Pharmacotherapy for Depression Posttraumatic Brain Injury: A Meta-analysis.

J Head Trauma Rehabil

Aging, Rehabilitation & Geriatric Care Program, Lawson Health Research Institute, Parkwood Hospital site (Mss Salter and Foley, Mr McClure, and Drs Sequeira and Teasell); Graduate Program, Health and Rehabilitation Sciences, Western University, London, Ontario, Canada (Ms Salter); and Department of Physical Medicine and Rehabilitation, Schulich School of Medicine, University of Western Ontario, London, Ontario, Canada (Drs Sequeira and Teasell).

Published: March 2018

Objective: To examine the effectiveness of pharmacotherapy for the treatment of depression following traumatic brain injury (TBI).

Design: Systematic review and meta-analysis. Multiple electronic databases were searched to identify relevant studies examining effectiveness of pharmacotherapy for depression post-TBI. Clinical trials evaluating the use of pharmacotherapy in individuals with depression at baseline and using standardized assessments of depression were included.

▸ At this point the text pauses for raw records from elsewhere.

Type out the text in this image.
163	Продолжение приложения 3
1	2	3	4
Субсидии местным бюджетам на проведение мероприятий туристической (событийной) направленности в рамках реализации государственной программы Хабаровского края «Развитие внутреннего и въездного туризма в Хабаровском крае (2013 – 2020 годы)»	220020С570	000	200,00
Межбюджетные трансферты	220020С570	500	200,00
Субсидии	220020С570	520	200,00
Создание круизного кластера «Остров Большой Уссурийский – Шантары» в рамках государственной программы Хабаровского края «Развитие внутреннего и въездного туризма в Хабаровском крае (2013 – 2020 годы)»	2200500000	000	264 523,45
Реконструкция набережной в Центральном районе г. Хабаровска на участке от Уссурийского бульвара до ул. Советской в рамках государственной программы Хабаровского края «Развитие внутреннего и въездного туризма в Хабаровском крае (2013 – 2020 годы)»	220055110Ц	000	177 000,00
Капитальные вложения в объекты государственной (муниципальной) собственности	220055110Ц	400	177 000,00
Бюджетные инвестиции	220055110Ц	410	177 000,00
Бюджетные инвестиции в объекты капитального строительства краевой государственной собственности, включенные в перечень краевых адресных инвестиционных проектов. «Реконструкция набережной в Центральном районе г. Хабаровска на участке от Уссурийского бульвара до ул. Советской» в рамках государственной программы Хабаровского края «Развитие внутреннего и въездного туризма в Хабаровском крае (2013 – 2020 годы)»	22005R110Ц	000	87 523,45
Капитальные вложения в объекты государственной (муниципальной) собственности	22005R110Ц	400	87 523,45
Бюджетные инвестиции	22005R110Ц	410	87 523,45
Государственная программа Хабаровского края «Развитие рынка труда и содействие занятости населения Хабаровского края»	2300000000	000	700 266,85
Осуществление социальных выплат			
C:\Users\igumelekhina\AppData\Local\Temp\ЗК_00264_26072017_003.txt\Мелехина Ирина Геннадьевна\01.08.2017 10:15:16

Data abstracted included sample size, antidepressant used, treatment timing/duration, method of assessment, and results pertaining to impact of treatment. Study quality was assessed using a modified Jadad scale.

Results: Nine studies met criteria for inclusion. Pooled analyses based on reported means (standard deviations) from repeated assessments of depression showed that, over time, antidepressant treatment was associated with a significant effect in favor of treatment (Hedges g = 1.169; 95% confidence interval, 0.849-1.489; P < .001). Similarly, when limited to placebo-controlled trials, treatment was associated with a significant reduction in symptoms (standardized mean difference = 0.84; 95% confidence interval, 0.314-1.366; P = .002).

Conclusion: Pharmacotherapy after TBI may be associated with a reduction in depressive symptomatology. Given limitations within the available literature, further well-powered, placebo-controlled trials should be conducted to confirm the effectiveness of antidepressant therapy in this population.